Tribunal Administratif de la Guadeloupe — Décision N° TA105-2300576

lundi 30 décembre 2024

JuridictionTribunal Administratif de la Guadeloupe
SectionTribunal Administratif de la Guadeloupe
N° DossierTA105-2300576
TypeDécision
RecoursExcès de pouvoir
PublicationC
Formation1ère Chambre
Avocat requérantMINIER MAUGENDRE ET ASSOCIES

Texte intégral

Vu la procédure suivante :

Par une requête, enregistrée le 25 mai 2023, Mme B A, représentée par Me Suvieri, demande au tribunal :

1°) d'annuler la décision en date du 20 janvier 2023 par laquelle le centre hospitalier de la Basse-Terre a prononcé son licenciement pour motif disciplinaire ;

2°) de condamner le centre hospitalier de la Basse-Terre à lui verser la somme de 15 000 euros en réparation du préjudice qu'elle estime avoir subi ;

3°) de mettre du centre hospitalier de la Basse-Terre une somme de 2 500 euros au titre des dispositions de l'article L. 761-1 du code de justice administrative.

Elle soutient que :

- son auteur est incompétent ;

- la décision est attachée d'un défaut de motivation ;

- elle est entachée de plusieurs vices de procédures, dès lors qu'elle n'a pas pu consulter son dossier, que le délai entre l'entretien l'informant des griefs qui lui étaient reprochés et la prise de la décision litigieuse l'a empêchée de présenter des observations et de se faire assister d'un défenseur de son choix et que la commission médicale de l'établissement n'a pas été consultée ;

- elle est entachée d'une erreur d'appréciation, en l'absence de faute commise ;

- elle est fondée à engager la responsabilité pour faute du centre hospitalier de la Basse-Terre ;

- son préjudice moral et réputationnel peut être évaluer à hauteur de 15 000 euros.

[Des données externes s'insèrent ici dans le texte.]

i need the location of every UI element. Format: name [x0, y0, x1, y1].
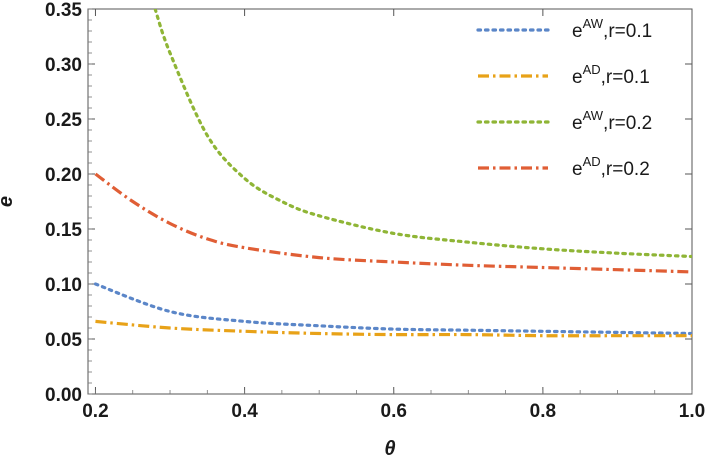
x-axis: 0.2 0.4 0.6 0.8 1.0	[82, 9, 705, 422]
x-axis-title: θ	[384, 438, 395, 460]
legend-label-tail: ,r=0.1	[603, 21, 652, 42]
x-tick-label: 1.0	[679, 401, 705, 422]
series-layer	[93, 9, 692, 338]
legend-label: eAD,r=0.2	[572, 154, 650, 180]
series-line-1	[93, 282, 692, 336]
y-tick-label: 0.15	[45, 220, 82, 241]
series-line-4	[94, 172, 692, 274]
legend-label: eAD,r=0.1	[572, 62, 650, 88]
y-tick-label: 0.10	[45, 275, 82, 296]
legend-item-2: eAD,r=0.1	[478, 62, 650, 88]
x-tick-label: 0.8	[530, 401, 556, 422]
series-line-3	[153, 9, 692, 259]
y-tick-label: 0.35	[45, 0, 82, 21]
legend-label-sup: AW	[583, 108, 604, 123]
x-tick-label: 0.6	[381, 401, 407, 422]
legend-label-base: e	[572, 67, 583, 88]
legend-label: eAW,r=0.1	[572, 16, 652, 42]
legend-label-tail: ,r=0.2	[601, 159, 650, 180]
legend-label-sup: AD	[583, 62, 601, 77]
y-tick-label: 0.30	[45, 55, 82, 76]
y-axis-title: e	[0, 196, 17, 207]
x-tick-label: 0.4	[231, 401, 258, 422]
legend-label-tail: ,r=0.1	[601, 67, 650, 88]
series-line-2	[95, 319, 692, 338]
legend-label-sup: AW	[583, 16, 604, 31]
legend-label-tail: ,r=0.2	[603, 113, 652, 134]
y-axis: 0.00 0.05 0.10 0.15 0.20 0.25 0.30 0.35	[45, 0, 692, 406]
legend-label-sup: AD	[583, 154, 601, 169]
legend-label-base: e	[572, 21, 583, 42]
plot-border	[87, 8, 693, 395]
y-tick-label: 0.20	[45, 165, 82, 186]
x-tick-label: 0.2	[82, 401, 108, 422]
legend-item-3: eAW,r=0.2	[476, 108, 652, 134]
legend-item-1: eAW,r=0.1	[476, 16, 652, 42]
legend-item-4: eAD,r=0.2	[478, 154, 650, 180]
y-tick-label: 0.00	[45, 385, 82, 406]
y-tick-label: 0.25	[45, 110, 82, 131]
legend-label-base: e	[572, 113, 583, 134]
plot-frame	[87, 8, 693, 395]
y-tick-label: 0.05	[45, 330, 82, 351]
legend-label-base: e	[572, 159, 583, 180]
legend-label: eAW,r=0.2	[572, 108, 652, 134]
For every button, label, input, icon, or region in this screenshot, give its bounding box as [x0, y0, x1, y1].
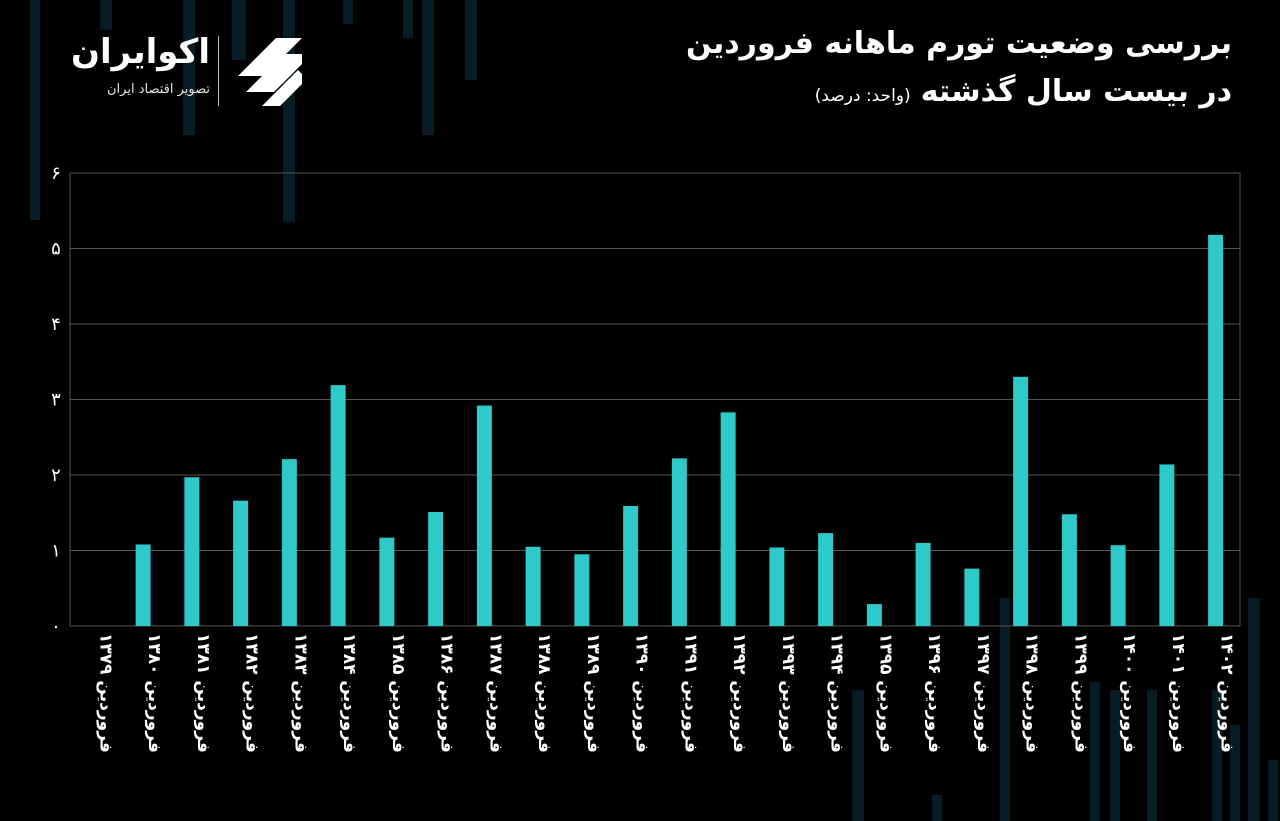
bar: [330, 385, 346, 626]
decor-bar-11: [852, 690, 864, 821]
decor-bar-5: [343, 0, 353, 24]
bar: [1061, 514, 1077, 626]
bar: [623, 505, 639, 626]
x-tick-label: فروردین ۱۳۸۱: [193, 633, 213, 753]
x-tick-label: فروردین ۱۳۹۷: [973, 633, 993, 753]
bar: [671, 458, 687, 626]
y-tick-label: ۰: [51, 616, 61, 637]
logo-divider: [218, 36, 219, 106]
decor-bar-9: [1000, 598, 1010, 821]
x-tick-label: فروردین ۱۳۹۲: [729, 633, 749, 753]
x-tick-label: فروردین ۱۳۸۹: [583, 633, 603, 753]
y-tick-label: ۲: [51, 465, 61, 486]
bar: [476, 405, 492, 626]
x-tick-label: فروردین ۱۳۹۶: [924, 633, 944, 753]
bar: [1013, 376, 1029, 626]
x-tick-label: فروردین ۱۳۹۱: [680, 633, 700, 753]
decor-bar-8: [465, 0, 477, 80]
x-tick-label: فروردین ۱۴۰۰: [1119, 633, 1139, 753]
decor-bar-15: [1147, 690, 1157, 821]
x-tick-label: فروردین ۱۳۸۷: [485, 633, 505, 753]
bar: [525, 546, 541, 626]
brand-tagline: تصویر اقتصاد ایران: [107, 82, 210, 97]
bar: [818, 533, 834, 626]
decor-bar-12: [932, 795, 942, 821]
bar: [135, 544, 151, 626]
bar: [769, 547, 785, 626]
y-tick-label: ۳: [51, 390, 61, 411]
x-tick-label: فروردین ۱۴۰۲: [1217, 633, 1237, 753]
bar: [428, 511, 444, 626]
x-tick-label: فروردین ۱۳۹۹: [1070, 633, 1090, 753]
bar: [281, 459, 297, 626]
x-tick-label: فروردین ۱۳۹۳: [778, 633, 798, 753]
bar: [866, 604, 882, 626]
decor-bar-18: [1212, 690, 1222, 821]
y-tick-label: ۴: [51, 314, 61, 335]
decor-bar-6: [403, 0, 413, 38]
decor-bar-17: [1268, 760, 1278, 821]
x-tick-label: فروردین ۱۳۸۰: [144, 633, 164, 753]
x-tick-label: فروردین ۱۳۸۴: [339, 633, 359, 753]
brand-mark-icon: [238, 38, 302, 106]
bar: [233, 500, 249, 626]
decor-bar-14: [1110, 690, 1120, 821]
x-tick-label: فروردین ۱۳۹۰: [632, 633, 652, 753]
x-tick-label: فروردین ۱۳۸۶: [437, 633, 457, 753]
decor-bar-7: [422, 0, 434, 135]
decor-bar-10: [1248, 598, 1260, 821]
unit-label: (واحد: درصد): [814, 86, 911, 106]
x-tick-label: فروردین ۱۳۸۸: [534, 633, 554, 753]
x-tick-label: فروردین ۱۳۷۹: [95, 633, 115, 753]
title-line-2-text: در بیست سال گذشته: [920, 74, 1232, 109]
bar: [379, 537, 395, 626]
bar: [184, 477, 200, 626]
bar: [915, 542, 931, 626]
y-tick-label: ۵: [51, 239, 61, 260]
brand-name: اکوایران: [71, 32, 210, 72]
x-tick-label: فروردین ۱۳۸۲: [242, 633, 262, 753]
decor-bar-1: [100, 0, 112, 30]
bar: [964, 568, 980, 626]
title-line-1: بررسی وضعیت تورم ماهانه فروردین: [686, 26, 1232, 61]
decor-bar-3: [232, 0, 246, 60]
x-tick-label: فروردین ۱۳۸۳: [290, 633, 310, 753]
bar: [1208, 234, 1224, 626]
title-line-2: در بیست سال گذشته (واحد: درصد): [686, 70, 1232, 118]
x-tick-label: فروردین ۱۴۰۱: [1168, 633, 1188, 753]
y-tick-label: ۶: [51, 163, 61, 184]
x-tick-label: فروردین ۱۳۹۸: [1022, 633, 1042, 753]
x-tick-label: فروردین ۱۳۹۵: [875, 633, 895, 753]
decor-bar-16: [1230, 725, 1240, 821]
decor-bar-13: [1090, 682, 1100, 821]
bar: [1110, 545, 1126, 626]
bar: [574, 554, 590, 626]
chart-title: بررسی وضعیت تورم ماهانه فروردین در بیست …: [686, 22, 1232, 118]
bar: [720, 412, 736, 626]
x-tick-label: فروردین ۱۳۹۴: [827, 633, 847, 753]
decor-bar-0: [30, 0, 40, 220]
decor-bar-2: [183, 0, 195, 135]
bar: [1159, 464, 1175, 626]
x-tick-label: فروردین ۱۳۸۵: [388, 633, 408, 753]
y-tick-label: ۱: [51, 541, 61, 562]
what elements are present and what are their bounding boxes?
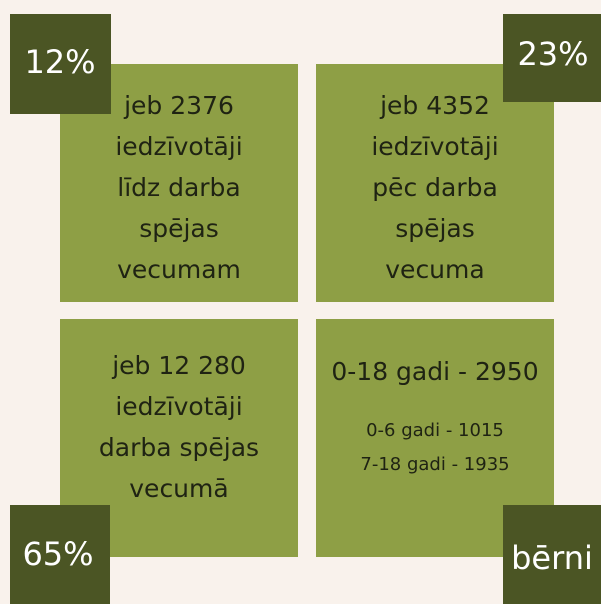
tile-line: vecumā xyxy=(129,474,228,503)
badge-text: bērni xyxy=(511,539,593,577)
badge-text: 12% xyxy=(24,43,95,81)
badge xyxy=(10,14,111,114)
tile-subline: 0-6 gadi - 1015 xyxy=(366,420,504,441)
tile xyxy=(316,64,554,302)
tile-subline: 7-18 gadi - 1935 xyxy=(360,454,509,475)
badge xyxy=(503,505,601,604)
tile-line: vecumam xyxy=(117,255,241,284)
tile-line: spējas xyxy=(139,214,219,243)
tile-line: pēc darba xyxy=(372,173,498,202)
badge-text: 23% xyxy=(517,35,588,73)
tile-line: vecuma xyxy=(385,255,484,284)
tile-line: jeb 2376 xyxy=(123,91,234,120)
tile-line: līdz darba xyxy=(117,173,241,202)
tile-line: spējas xyxy=(395,214,475,243)
tile-line: iedzīvotāji xyxy=(371,132,498,161)
tile-line: jeb 4352 xyxy=(379,91,490,120)
tile-line: jeb 12 280 xyxy=(111,351,246,380)
badge xyxy=(503,14,601,102)
badge xyxy=(10,505,110,604)
tile-line: 0-18 gadi - 2950 xyxy=(331,357,538,386)
tile-line: iedzīvotāji xyxy=(115,392,242,421)
tile-line: iedzīvotāji xyxy=(115,132,242,161)
tile-line: darba spējas xyxy=(99,433,259,462)
badge-text: 65% xyxy=(22,535,93,573)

Par un mémoire en défense, enregistré le 16 mai 2024, le centre hospitalier de la Basse-Terre, représenté par Me Lacroix, conclut au rejet de la requête et à ce que soit mise à la charge de la requérante une somme de 2 000 au titre de l'article L. 761-1 du code de justice administrative.

Il fait valoir que :

- les moyens présentées à l'appui des conclusions à fin d'annulation sont infondés ;

- la requérante a commis une faute grave, d'une part en n'identifiant pas une masse sur l'imagerie d'un patient, et en tout état de cause, en ne validant pas son compte-rendu eu égard à l'urgence du motif de prescription ;

- à considérer que la décision soit entachée d'illégalités externes, la sanction est justifiée dans son principe et son quantum de sorte que le lien entre la faute et le préjudice allégué n'est pas établi, ni même la réalité de ce préjudice.

Vu les pièces du dossier.

Vu :

- le code de la santé publique ;

- le code de justice administrative.

Les parties ont été régulièrement averties du jour de l'audience.

Ont été entendus au cours de l'audience publique :

- le rapport de Mme Bakhta, conseillère,

- les conclusions de Mme Créantor, rapporteure publique,

- et les observations de Me Suvieri, représentant Mme A.

Le centre hospitalier de la Basse-Terre n'était ni présent, ni représenté.

Considérant ce qui suit :

1. Mme B A a été engagée en qualité de praticien contractuel par le centre hospitalier de la Basse-Terre le 13 janvier 2024 pour exercer au sein du service d'imagerie médicale Pôle Chirurgie de cet établissement les 18, 20, 23, 27, 30 et 31 janvier 2023. Le 20 janvier 2023, le centre hospitalier de la Basse-Terre a prononcé son licenciement pour motif disciplinaire. Par courrier en date du 16 mars 2023, notifié à l'établissement de santé le 22 mars suivant, Mme A a formé un recours gracieux contre cette décision ainsi qu'une demande indemnitaire préalable, rejetés implicitement. Par la présente requête, la requérante demande l'annulation de la décision en date du 20 janvier 2023 ainsi que la condamnation du centre hospitalier de la Basse-Terre à réparer les préjudices qui en ont résulté.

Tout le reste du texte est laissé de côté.